Cuba's central bank issued Resolution 111/2023 specifically to push the country toward digital payments. The rule is clear: every business must accept bank transfers and electronic payments without any additional charges that would discourage their use. Don Martín was breaking that law. So were dozens of other establishments across Havana and beyond. In Sancti Spíritus province alone, a survey from May 2026 found that fewer than one in ten private businesses even accepted transfers at all, let alone without penalties.
The government has teeth to enforce this. Fines for violations range from 20,000 to 60,000 pesos depending on the business size. Repeat offenders face temporary suspension or permanent revocation of their operating license. In some cases, authorities can simply shut the business down. Yet the violations keep happening. Earlier that month, authorities had seized 380,000 pesos from someone running an illegal cash-exchange operation on the street, charging 20% to convert digital money into physical bills—with some street dealers demanding 30% to 50% premiums.
The deeper problem is structural. Cuba launched its bancarization push in August 2023, trying to move the economy away from cash and toward traceable digital transactions. By April 2024, the government quietly admitted the effort had partially failed. That year alone, authorities closed 476 businesses for refusing to offer electronic payment options. Yet the resistance persists, often because businesses want to hide income from tax authorities. Some use QR codes linked to personal accounts instead of official business accounts—a practice the law explicitly calls tax evasion because it keeps transactions invisible to the National Tax Administration Office.

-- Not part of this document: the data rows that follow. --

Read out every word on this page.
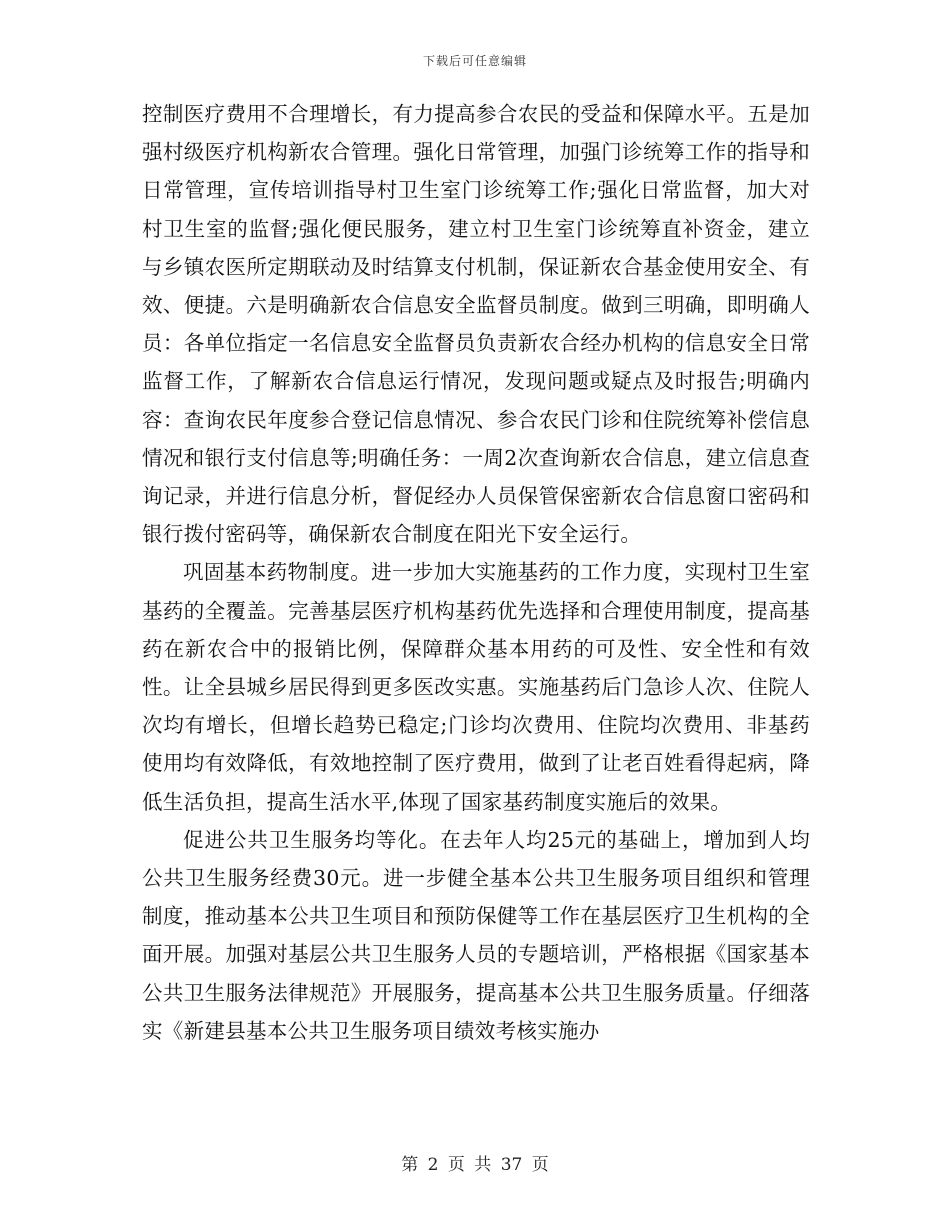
下载后可任意编辑

控制医疗费用不合理增长，有力提高参合农民的受益和保障水平。五是加强村级医疗机构新农合管理。强化日常管理，加强门诊统筹工作的指导和日常管理，宣传培训指导村卫生室门诊统筹工作;强化日常监督，加大对村卫生室的监督;强化便民服务，建立村卫生室门诊统筹直补资金，建立与乡镇农医所定期联动及时结算支付机制，保证新农合基金使用安全、有效、便捷。六是明确新农合信息安全监督员制度。做到三明确，即明确人员：各单位指定一名信息安全监督员负责新农合经办机构的信息安全日常监督工作，了解新农合信息运行情况，发现问题或疑点及时报告;明确内容：查询农民年度参合登记信息情况、参合农民门诊和住院统筹补偿信息情况和银行支付信息等;明确任务：一周2次查询新农合信息，建立信息查询记录，并进行信息分析，督促经办人员保管保密新农合信息窗口密码和银行拨付密码等，确保新农合制度在阳光下安全运行。

巩固基本药物制度。进一步加大实施基药的工作力度，实现村卫生室基药的全覆盖。完善基层医疗机构基药优先选择和合理使用制度，提高基药在新农合中的报销比例，保障群众基本用药的可及性、安全性和有效性。让全县城乡居民得到更多医改实惠。实施基药后门急诊人次、住院人次均有增长，但增长趋势已稳定;门诊均次费用、住院均次费用、非基药使用均有效降低，有效地控制了医疗费用，做到了让老百姓看得起病，降低生活负担，提高生活水平,体现了国家基药制度实施后的效果。

促进公共卫生服务均等化。在去年人均25元的基础上，增加到人均公共卫生服务经费30元。进一步健全基本公共卫生服务项目组织和管理制度，推动基本公共卫生项目和预防保健等工作在基层医疗卫生机构的全面开展。加强对基层公共卫生服务人员的专题培训，严格根据《国家基本公共卫生服务法律规范》开展服务，提高基本公共卫生服务质量。仔细落实《新建县基本公共卫生服务项目绩效考核实施办

第 2 页 共 37 页
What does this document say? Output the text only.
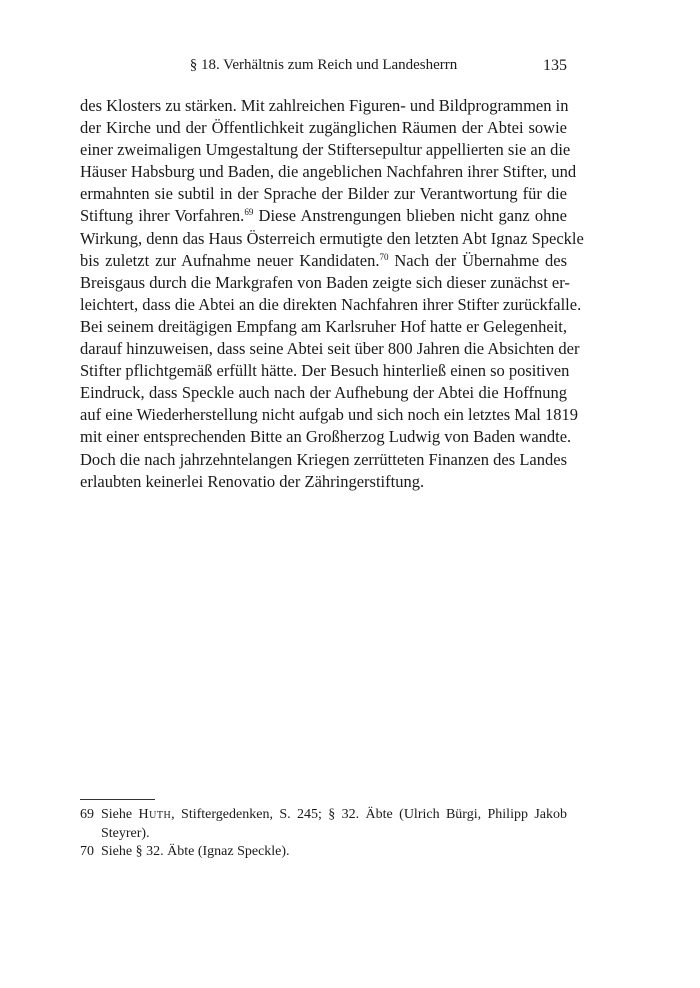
§ 18. Verhältnis zum Reich und Landesherrn	135
des Klosters zu stärken. Mit zahlreichen Figuren- und Bildprogrammen in
der Kirche und der Öffentlichkeit zugänglichen Räumen der Abtei sowie
einer zweimaligen Umgestaltung der Stiftersepultur appellierten sie an die
Häuser Habsburg und Baden, die angeblichen Nachfahren ihrer Stifter, und
ermahnten sie subtil in der Sprache der Bilder zur Verantwortung für die
Stiftung ihrer Vorfahren.$^{69}$ Diese Anstrengungen blieben nicht ganz ohne
Wirkung, denn das Haus Österreich ermutigte den letzten Abt Ignaz Speckle
bis zuletzt zur Aufnahme neuer Kandidaten.$^{70}$ Nach der Übernahme des
Breisgaus durch die Markgrafen von Baden zeigte sich dieser zunächst er-
leichtert, dass die Abtei an die direkten Nachfahren ihrer Stifter zurückfalle.
Bei seinem dreitägigen Empfang am Karlsruher Hof hatte er Gelegenheit,
darauf hinzuweisen, dass seine Abtei seit über 800 Jahren die Absichten der
Stifter pflichtgemäß erfüllt hätte. Der Besuch hinterließ einen so positiven
Eindruck, dass Speckle auch nach der Aufhebung der Abtei die Hoffnung
auf eine Wiederherstellung nicht aufgab und sich noch ein letztes Mal 1819
mit einer entsprechenden Bitte an Großherzog Ludwig von Baden wandte.
Doch die nach jahrzehntelangen Kriegen zerrütteten Finanzen des Landes
erlaubten keinerlei Renovatio der Zähringerstiftung.
69 Siehe Huth, Stiftergedenken, S. 245; § 32. Äbte (Ulrich Bürgi, Philipp Jakob
Steyrer).
70 Siehe § 32. Äbte (Ignaz Speckle).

Reyes Vega's complaint points to a citizen caught between competing pressures: a government mandate to use digital payments, and businesses that punish you for doing exactly that. She ended her post with a plea: "Enough disrespect toward the people, making our lives harder." For anyone facing similar situations, Cuba's government has set up reporting channels—a unified commerce hotline, the central bank's complaint line, an email address for consumer issues, and a citizen services department. But the fact that these channels exist suggests the problem is widespread enough to warrant them.
Notable Quotes
The instruction came from the owner, who said they charge 10% to accept the transfer.— Restaurant employee, as reported by Jarocha Reyes Vega
Where is the body of state inspectors that doesn't see or doesn't know this is happening?— Jarocha Reyes Vega, in her public complaint
The Hearth Conversation Another angle on the story
Why does a restaurant charge extra for the payment method the government is trying to push people toward?
Because the surcharge is how they hide income. A bank transfer leaves a record. Cash doesn't. The owner gets to keep more of what comes in without the tax office seeing it.
But the law says they can't do that. So why is it still happening?
Because enforcement is thin and the fine, while real, is sometimes cheaper than the risk of exposure. If you're running a busy restaurant, 60,000 pesos might be less than what you'd owe in taxes over a year.
What about the customer? What does this do to someone like Reyes Vega?
It creates a penalty for following the rules. She's trying to use the legal system the way she's supposed to, and she gets charged for it. Meanwhile, people paying in cash face no surcharge. It's a backwards incentive.
Is this just restaurants, or is it everywhere?
Everywhere. Some businesses won't accept transfers at all. Others charge 20% or more. The government's own data shows fewer than 10% of private businesses in some provinces even accept transfers. The bancarization push is failing because businesses have found ways to make it painful.
What happens if the government actually enforces this?
Theoretically, they shut you down. But that requires inspectors to show up, catch you, document it, and follow through. That's a lot of moving parts in a system that's already stretched thin.